Clan of Champions is a fantasy arena battle game that is best played with friends. Up to three people can join in a co-op mission, but if you choose to go alone, you’ll still have two companions. They’ll just be AI controlled. I would have preferred for the missions to simply scale to one player. The AI isn’t horrible, but when there’s one enemy left, more often than not you’ll end up standing and watching them take him out as they maneuver directly in front of you and block your attack path. Fortunately, if you choose to attack anyways, there isn’t any sort of friendly fire. Through some miraculous magical engineering, your fireballs don’t hurt your friends, so blindly fire away! If you’d rather fight your friends, Clan of Champions also has a versus mode that provides an arena for 3 vs 3 combat. This is the mode to choose if you do want to hurt your friends with fireballs (and who doesn’t?).
The character customization is simple and limited when compared to other games that incorporate some kind of character creation. You can choose between three races: humans, orcs, and elves (the orcs are particularly disturbing to look at). If you want to play a female character, you have to choose an elf. No option is given for choosing gender. Each class has a few appearance tweaks to choose from, like different hair styles or tattoos. Again, these choices are very few, and if you’re looking for a fully customizable character, you won’t find it here.
Once you’ve created your sexy female elf (because that’s what everybody does, right?), there are skill points to distribute. Your character has four attributes (strength, vitality, agility, and spirit), and the starting values for each are determined by race. That’s pretty much the only thing the various classes seem to affect.
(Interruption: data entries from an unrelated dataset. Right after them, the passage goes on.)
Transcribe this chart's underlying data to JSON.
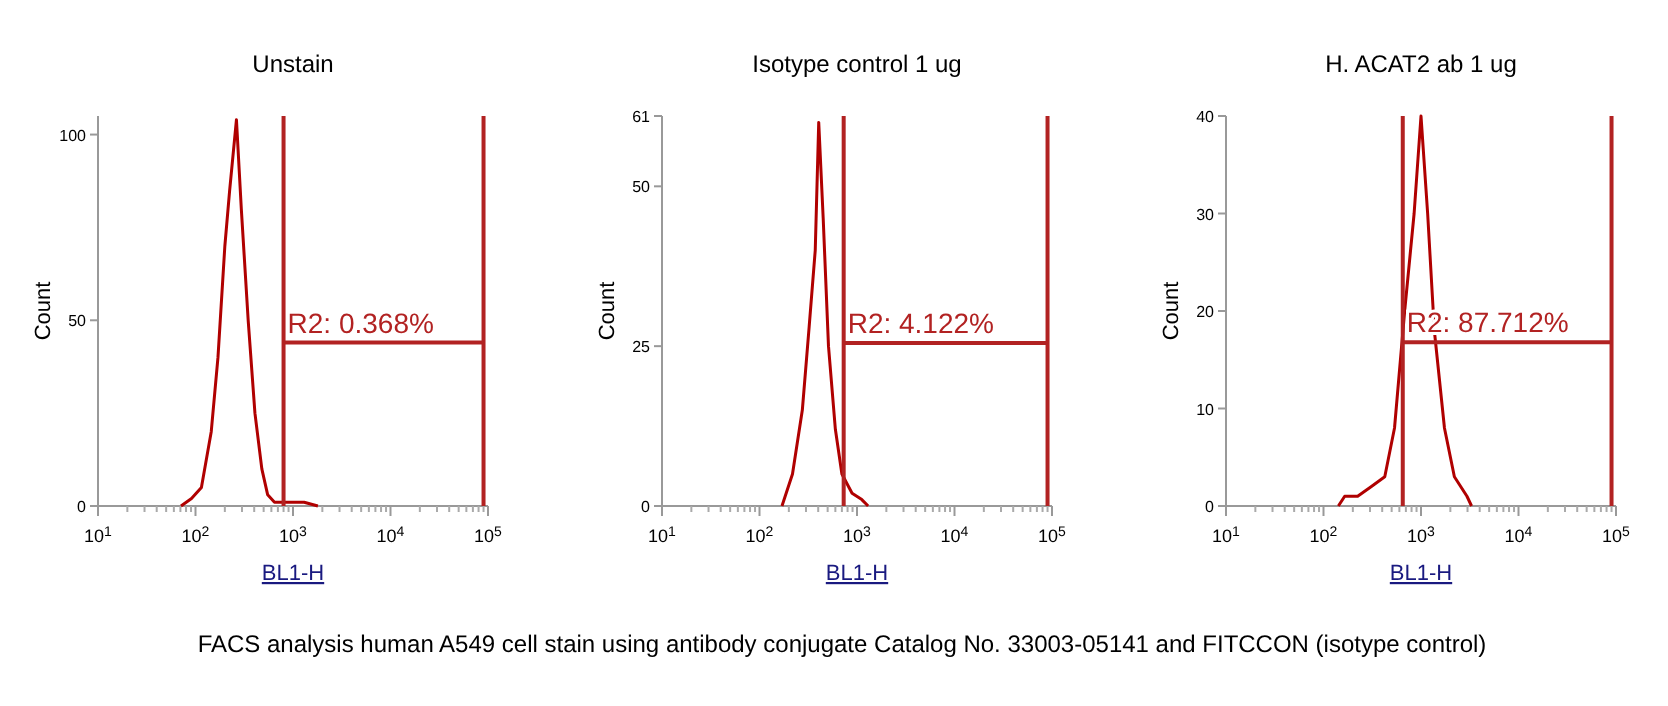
{
  "chart_data": [
    {
      "type": "line",
      "title": "Unstain",
      "xlabel": "BL1-H",
      "ylabel": "Count",
      "log": "x",
      "xlim": [
        10,
        100000
      ],
      "ylim": [
        0,
        105
      ],
      "xticks": [
        {
          "value": 10,
          "label": "10$^{1}$"
        },
        {
          "value": 100,
          "label": "10$^{2}$"
        },
        {
          "value": 1000,
          "label": "10$^{3}$"
        },
        {
          "value": 10000,
          "label": "10$^{4}$"
        },
        {
          "value": 100000,
          "label": "10$^{5}$"
        }
      ],
      "yticks": [
        0,
        50,
        100
      ],
      "series": [
        {
          "color": "#b00000",
          "x": [
            71,
            91,
            115,
            145,
            170,
            200,
            224,
            263,
            295,
            347,
            407,
            479,
            550,
            646,
            810,
            1300,
            1800
          ],
          "values": [
            0,
            2,
            5,
            20,
            40,
            70,
            85,
            104,
            80,
            50,
            25,
            10,
            3,
            1,
            1,
            1,
            0
          ]
        }
      ],
      "ref_lines": [
        {
          "axis": "x",
          "value": 800,
          "color": "#b22222"
        },
        {
          "axis": "x",
          "value": 90000,
          "color": "#b22222"
        },
        {
          "axis": "y",
          "value": 44,
          "color": "#b22222"
        }
      ],
      "annotations": [
        {
          "text": "R2: 0.368%",
          "x": 800,
          "y": 44
        },
        "FACS analysis human A549 cell stain using antibody conjugate Catalog No. 33003-05141 and FITCCON (isotype control)"
      ]
    },
    {
      "type": "line",
      "title": "Isotype control 1 ug",
      "xlabel": "BL1-H",
      "ylabel": "Count",
      "log": "x",
      "xlim": [
        10,
        100000
      ],
      "ylim": [
        0,
        61
      ],
      "xticks": [
        {
          "value": 10,
          "label": "10$^{1}$"
        },
        {
          "value": 100,
          "label": "10$^{2}$"
        },
        {
          "value": 1000,
          "label": "10$^{3}$"
        },
        {
          "value": 10000,
          "label": "10$^{4}$"
        },
        {
          "value": 100000,
          "label": "10$^{5}$"
        }
      ],
      "yticks": [
        0,
        25,
        50,
        61
      ],
      "series": [
        {
          "color": "#b00000",
          "x": [
            170,
            218,
            275,
            323,
            373,
            405,
            450,
            510,
            600,
            700,
            890,
            1120,
            1300
          ],
          "values": [
            0,
            5,
            15,
            28,
            40,
            60,
            45,
            25,
            12,
            5,
            2,
            1,
            0
          ]
        }
      ],
      "ref_lines": [
        {
          "axis": "x",
          "value": 730,
          "color": "#b22222"
        },
        {
          "axis": "x",
          "value": 90000,
          "color": "#b22222"
        },
        {
          "axis": "y",
          "value": 25.5,
          "color": "#b22222"
        }
      ],
      "annotations": [
        {
          "text": "R2: 4.122%",
          "x": 730,
          "y": 25.5
        }
      ]
    },
    {
      "type": "line",
      "title": "H. ACAT2 ab 1 ug",
      "xlabel": "BL1-H",
      "ylabel": "Count",
      "log": "x",
      "xlim": [
        10,
        100000
      ],
      "ylim": [
        0,
        40
      ],
      "xticks": [
        {
          "value": 10,
          "label": "10$^{1}$"
        },
        {
          "value": 100,
          "label": "10$^{2}$"
        },
        {
          "value": 1000,
          "label": "10$^{3}$"
        },
        {
          "value": 10000,
          "label": "10$^{4}$"
        },
        {
          "value": 100000,
          "label": "10$^{5}$"
        }
      ],
      "yticks": [
        0,
        10,
        20,
        30,
        40
      ],
      "series": [
        {
          "color": "#b00000",
          "x": [
            142,
            165,
            224,
            310,
            425,
            535,
            680,
            850,
            1000,
            1170,
            1370,
            1740,
            2200,
            2960,
            3300
          ],
          "values": [
            0,
            1,
            1,
            2,
            3,
            8,
            20,
            30,
            40,
            30,
            18,
            8,
            3,
            1,
            0
          ]
        }
      ],
      "ref_lines": [
        {
          "axis": "x",
          "value": 650,
          "color": "#b22222"
        },
        {
          "axis": "x",
          "value": 90000,
          "color": "#b22222"
        },
        {
          "axis": "y",
          "value": 16.8,
          "color": "#b22222"
        }
      ],
      "annotations": [
        {
          "text": "R2: 87.712%",
          "x": 650,
          "y": 16.8
        }
      ]
    }
  ]
}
They all start out with the same basic attack moves and the same fireball spell. The four attributes affect exactly what you’d expect them to. It’s a system that’s been done so many times before that I’d be surprised if Clan of Champions somehow managed to screw it up. Fortunately, they didn’t.
The combat is the best feature of Clan of Champions (which is good since it’s all you’ll do for the entirety of the game). The attacks don’t happen instantaneously as soon as you press the button, and it forces you to anticipate your opponent’s next move. Every click is a tactical decision as you try and strike your enemy where he isn’t blocking. There are three basic moves to attack at the head, torso, or legs of your enemy, and combinations of each attack lead to powerful combos that can stagger or even disarm your opponent. Beyond that, there are special attacks based on your combat stance.
Now, your combat stance is determined by your equipment. Choose the standard sword and shield to use the (you guessed it) sword and shield stance. You can also dual wield or brawl with brass knuckle type weapons. Again, this is nothing new to the genre, and again, Clan of Champions doesn’t screw it up. My only complaint is that they don’t do anything different. That doesn’t mean that the combat isn’t fun. Honestly, it’s the only reason to even try this game. You won’t find an engrossing story or detailed RPG here.
Summary: Clan of Champions is a typical fantasy combat game with some RPG elements thrown in for good measure. It doesn’t do anything exceptional or new, but neither does it do anything terribly bad either. The problem with games like this is that they don’t do anything to differentiate themselves from the rest of the games like this, and in the end, I’d rather play Dark Souls.
- The Good: The combat feels solid and it’s fun to run around and hack enemies to bits.
- The Bad: It’s just a bland fantasy fighting game that doesn’t bring anything new to the table.
- The Ugly: The orcs. Seriously, they are hideous.